Ich glaub', so froh bin ich in meinem ganzen Leben nicht gewesen... Tot ist er – tot ist er! Keiner weiß was, und nichts ist g'scheh'n! – Und das Mordsglück, daß ich in das Kaffeehaus gegangen bin... sonst hätt' ich mich ja ganz umsonst erschossen – es ist doch wie eine Fügung des Schicksals... Wo ist denn der Rudolf? – Ah, mit dem Feuerburschen red't er... – Also, tot ist er – tot ist er – ich kann's noch gar nicht glauben! Am liebsten möcht' ich hingeh'n, um's zu seh'n. – – Am End' hat ihn der Schlag getroffen aus Wut, aus verhaltenem Zorn... Ah, warum, ist mir ganz egal! Die Hauptsach' ist: er ist tot, und ich darf leben, und alles g'hört wieder mein!... Komisch, wie ich mir da immerfort die Semmel einbrock', die mir der Herr Habetswallner gebacken hat!
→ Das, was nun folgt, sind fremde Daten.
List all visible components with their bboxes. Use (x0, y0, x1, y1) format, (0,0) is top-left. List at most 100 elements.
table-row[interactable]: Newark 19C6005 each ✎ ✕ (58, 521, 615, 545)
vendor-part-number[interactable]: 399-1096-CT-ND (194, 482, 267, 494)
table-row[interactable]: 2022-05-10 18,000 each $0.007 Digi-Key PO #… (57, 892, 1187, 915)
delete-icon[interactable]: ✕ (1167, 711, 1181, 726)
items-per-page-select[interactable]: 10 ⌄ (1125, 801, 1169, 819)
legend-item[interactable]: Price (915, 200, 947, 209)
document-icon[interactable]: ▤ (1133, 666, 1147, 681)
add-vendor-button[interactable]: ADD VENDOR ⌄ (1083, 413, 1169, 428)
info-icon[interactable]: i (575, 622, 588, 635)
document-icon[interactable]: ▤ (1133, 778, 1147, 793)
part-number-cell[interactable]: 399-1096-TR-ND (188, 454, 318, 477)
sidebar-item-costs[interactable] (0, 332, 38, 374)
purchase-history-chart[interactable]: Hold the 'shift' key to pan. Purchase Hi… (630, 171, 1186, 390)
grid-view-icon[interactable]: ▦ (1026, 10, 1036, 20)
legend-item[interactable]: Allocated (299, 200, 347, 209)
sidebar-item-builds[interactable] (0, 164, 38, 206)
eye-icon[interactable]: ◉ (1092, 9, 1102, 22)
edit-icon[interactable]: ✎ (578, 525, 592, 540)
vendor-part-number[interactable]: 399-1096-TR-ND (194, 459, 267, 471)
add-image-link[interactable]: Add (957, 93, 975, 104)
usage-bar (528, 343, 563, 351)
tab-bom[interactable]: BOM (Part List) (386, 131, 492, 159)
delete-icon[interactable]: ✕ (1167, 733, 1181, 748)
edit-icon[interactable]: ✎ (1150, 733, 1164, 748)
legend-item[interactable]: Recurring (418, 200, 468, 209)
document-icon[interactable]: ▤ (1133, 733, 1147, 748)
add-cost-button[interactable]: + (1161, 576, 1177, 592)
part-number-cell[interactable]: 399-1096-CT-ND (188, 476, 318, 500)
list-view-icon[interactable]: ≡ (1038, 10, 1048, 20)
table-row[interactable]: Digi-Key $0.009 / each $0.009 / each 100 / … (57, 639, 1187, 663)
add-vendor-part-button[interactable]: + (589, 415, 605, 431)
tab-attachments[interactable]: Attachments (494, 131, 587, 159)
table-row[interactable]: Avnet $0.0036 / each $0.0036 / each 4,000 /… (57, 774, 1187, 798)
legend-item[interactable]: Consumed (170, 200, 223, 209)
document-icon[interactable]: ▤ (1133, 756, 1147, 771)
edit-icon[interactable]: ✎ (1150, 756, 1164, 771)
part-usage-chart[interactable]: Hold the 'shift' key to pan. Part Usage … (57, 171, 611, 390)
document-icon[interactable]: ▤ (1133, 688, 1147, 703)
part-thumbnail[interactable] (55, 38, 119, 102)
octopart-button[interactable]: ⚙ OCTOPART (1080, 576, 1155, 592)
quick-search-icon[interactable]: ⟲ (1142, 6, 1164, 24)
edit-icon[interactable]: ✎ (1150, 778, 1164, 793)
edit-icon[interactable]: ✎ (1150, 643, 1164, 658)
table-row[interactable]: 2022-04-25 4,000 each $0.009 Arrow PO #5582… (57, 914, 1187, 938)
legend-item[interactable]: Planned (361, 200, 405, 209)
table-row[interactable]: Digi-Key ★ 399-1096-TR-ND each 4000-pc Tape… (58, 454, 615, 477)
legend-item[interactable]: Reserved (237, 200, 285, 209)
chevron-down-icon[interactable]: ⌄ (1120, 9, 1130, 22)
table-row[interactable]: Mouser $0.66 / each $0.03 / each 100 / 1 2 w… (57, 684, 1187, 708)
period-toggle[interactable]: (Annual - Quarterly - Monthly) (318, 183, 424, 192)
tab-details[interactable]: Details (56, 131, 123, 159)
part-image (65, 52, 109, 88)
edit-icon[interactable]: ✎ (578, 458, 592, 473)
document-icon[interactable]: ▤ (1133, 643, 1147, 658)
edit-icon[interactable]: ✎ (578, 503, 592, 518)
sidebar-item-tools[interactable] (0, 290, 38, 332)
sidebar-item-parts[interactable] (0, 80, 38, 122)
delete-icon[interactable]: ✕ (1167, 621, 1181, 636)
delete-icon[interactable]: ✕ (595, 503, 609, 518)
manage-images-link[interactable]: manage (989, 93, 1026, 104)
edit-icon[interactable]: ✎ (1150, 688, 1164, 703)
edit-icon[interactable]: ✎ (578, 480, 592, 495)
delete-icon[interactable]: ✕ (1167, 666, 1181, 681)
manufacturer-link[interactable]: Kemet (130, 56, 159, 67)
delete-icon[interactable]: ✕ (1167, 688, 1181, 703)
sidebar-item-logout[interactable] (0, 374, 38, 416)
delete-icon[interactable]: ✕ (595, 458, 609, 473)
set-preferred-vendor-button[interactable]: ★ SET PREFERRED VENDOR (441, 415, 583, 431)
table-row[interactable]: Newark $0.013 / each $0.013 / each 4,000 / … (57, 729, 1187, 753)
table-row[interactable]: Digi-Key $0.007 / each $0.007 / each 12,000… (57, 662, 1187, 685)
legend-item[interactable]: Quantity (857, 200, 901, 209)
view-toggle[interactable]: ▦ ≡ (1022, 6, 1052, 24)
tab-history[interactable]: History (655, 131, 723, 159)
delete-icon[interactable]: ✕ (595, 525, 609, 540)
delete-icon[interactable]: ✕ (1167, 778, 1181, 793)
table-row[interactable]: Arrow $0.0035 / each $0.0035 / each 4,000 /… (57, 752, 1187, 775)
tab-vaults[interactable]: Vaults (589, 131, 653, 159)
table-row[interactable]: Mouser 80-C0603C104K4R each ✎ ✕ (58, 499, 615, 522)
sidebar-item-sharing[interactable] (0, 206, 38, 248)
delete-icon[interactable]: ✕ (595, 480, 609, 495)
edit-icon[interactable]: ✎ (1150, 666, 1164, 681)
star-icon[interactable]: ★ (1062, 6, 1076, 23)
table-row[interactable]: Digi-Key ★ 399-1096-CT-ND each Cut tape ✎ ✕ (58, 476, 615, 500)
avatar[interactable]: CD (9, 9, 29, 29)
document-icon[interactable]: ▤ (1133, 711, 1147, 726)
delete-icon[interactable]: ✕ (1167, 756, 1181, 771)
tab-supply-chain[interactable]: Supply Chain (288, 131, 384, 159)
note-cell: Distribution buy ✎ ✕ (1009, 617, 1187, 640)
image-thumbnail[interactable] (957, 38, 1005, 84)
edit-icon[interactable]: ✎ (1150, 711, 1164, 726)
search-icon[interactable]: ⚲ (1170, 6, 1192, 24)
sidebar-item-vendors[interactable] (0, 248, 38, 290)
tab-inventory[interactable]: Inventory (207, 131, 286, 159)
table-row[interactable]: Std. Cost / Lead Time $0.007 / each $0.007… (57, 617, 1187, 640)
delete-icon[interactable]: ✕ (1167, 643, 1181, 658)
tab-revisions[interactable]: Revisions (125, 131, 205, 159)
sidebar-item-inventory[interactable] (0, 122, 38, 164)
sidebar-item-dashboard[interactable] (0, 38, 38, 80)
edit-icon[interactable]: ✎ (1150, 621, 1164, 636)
Schmeckt mir ganz gut, Herr von Habetswallner! Famos! – So, jetzt möcht' ich noch ein Zigarrl rauchen...

»Rudolf! Sie, Rudolf! Sie, lassen S' mir den Feuerburschen dort in Ruh'!«

»Bitte, Herr Leutnant!«

»Trabucco«... – Ich bin so froh, so froh!... Was mach' ich denn nur?... Was mach ich denn nur?... Es muß ja was gescheh'n, sonst trifft mich auch noch der Schlag vor lauter Freud'!... In einer Viertelstund' geh' ich hinüber in die Kasern' und laß mich vom Johann kalt abreiben... um halb acht sind die Gewehrgriff, und um halb zehn ist Exerzieren. – Und der Steffi schreib' ich, sie muß sich für heut' abend frei machen, und wenn's Graz gilt! Und nachmittag um vier... na wart', mein Lieber, wart', mein Lieber! Ich bin grad gut aufgelegt... Dich hau' ich zu Krenfleisch!